Photoreceptor Susceptibility to Ferroptosis: Membrane Lipids, Mitochondria, and Retinal Pigment Epithelium–Photoreceptor Coupling

Photoreceptor (PR) degeneration is a shared pathological feature of multiple blinding retinal diseases. This review examines the mechanisms underlying PR vulnerability to lipid-peroxidation-driven injury, with emphasis on three interconnected features: the marked enrichment of docosahexaenoic acid (DHA) and other polyunsaturated fatty acids (PUFAs) in PR outer-segment disc membranes; the chronically high metabolic demand of PRs and the specialized spatial organization of their mitochondria; and retinal pigment epithelium (RPE)–PR metabolic coupling, including outer-segment renewal and phagocytic turnover, glucose transport and lactate shuttling, and the visual cycle.

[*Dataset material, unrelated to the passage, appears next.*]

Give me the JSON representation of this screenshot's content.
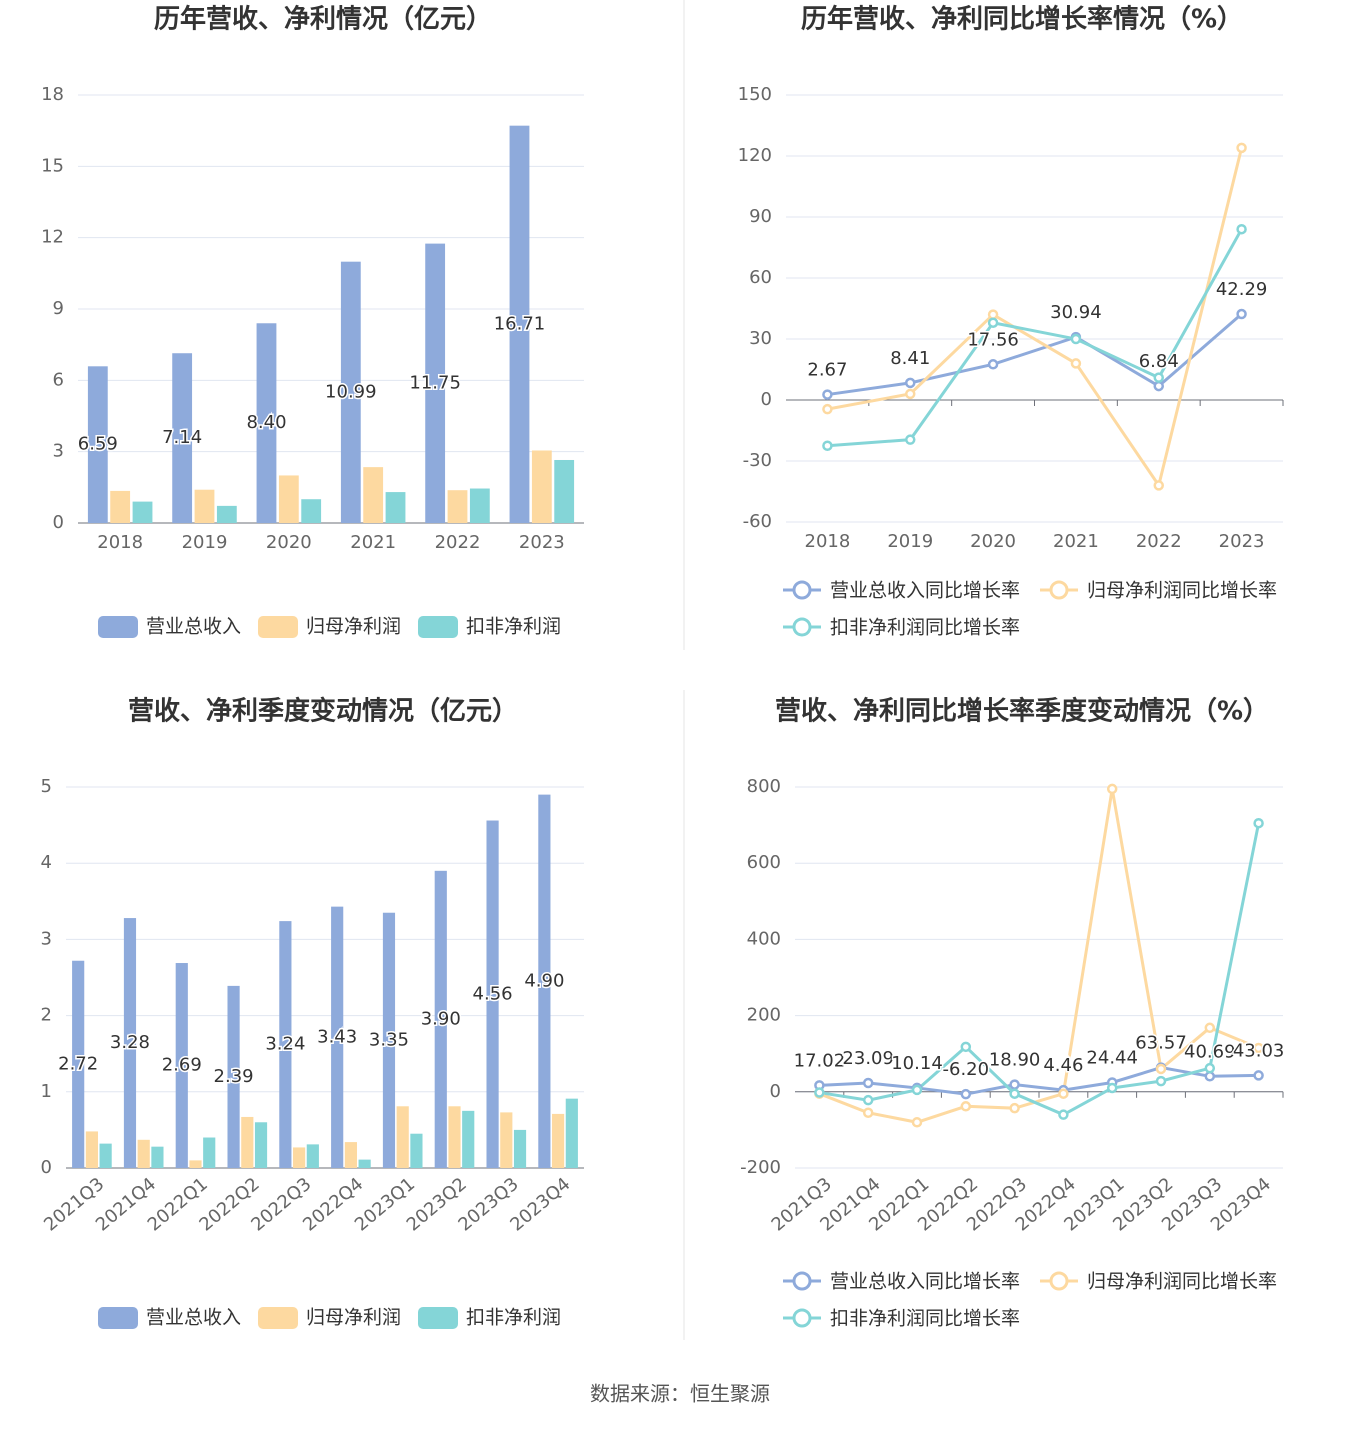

We also summarize antioxidant defense systems centered on the cystine/glutamate antiporter (xCT)–glutathione (GSH)–glutathione peroxidase 4 (GPX4) axis and mitochondrial GPX4 (mtGPX4), which restrict iron-dependent lipid peroxidation in PRs. We propose that highly oxidizable membrane lipid substrates, mitochondrial homeostatic imbalance, and impaired RPE–PR metabolic coupling may collectively shape PR susceptibility to ferroptosis-associated injury. From a therapeutic perspective, this framework supports multitarget strategies designed to interrupt lipid-peroxidation propagation, stabilize mitochondrial redox homeostasis and quality-control mechanisms, and restore RPE–PR metabolic support and local iron-buffering capacity.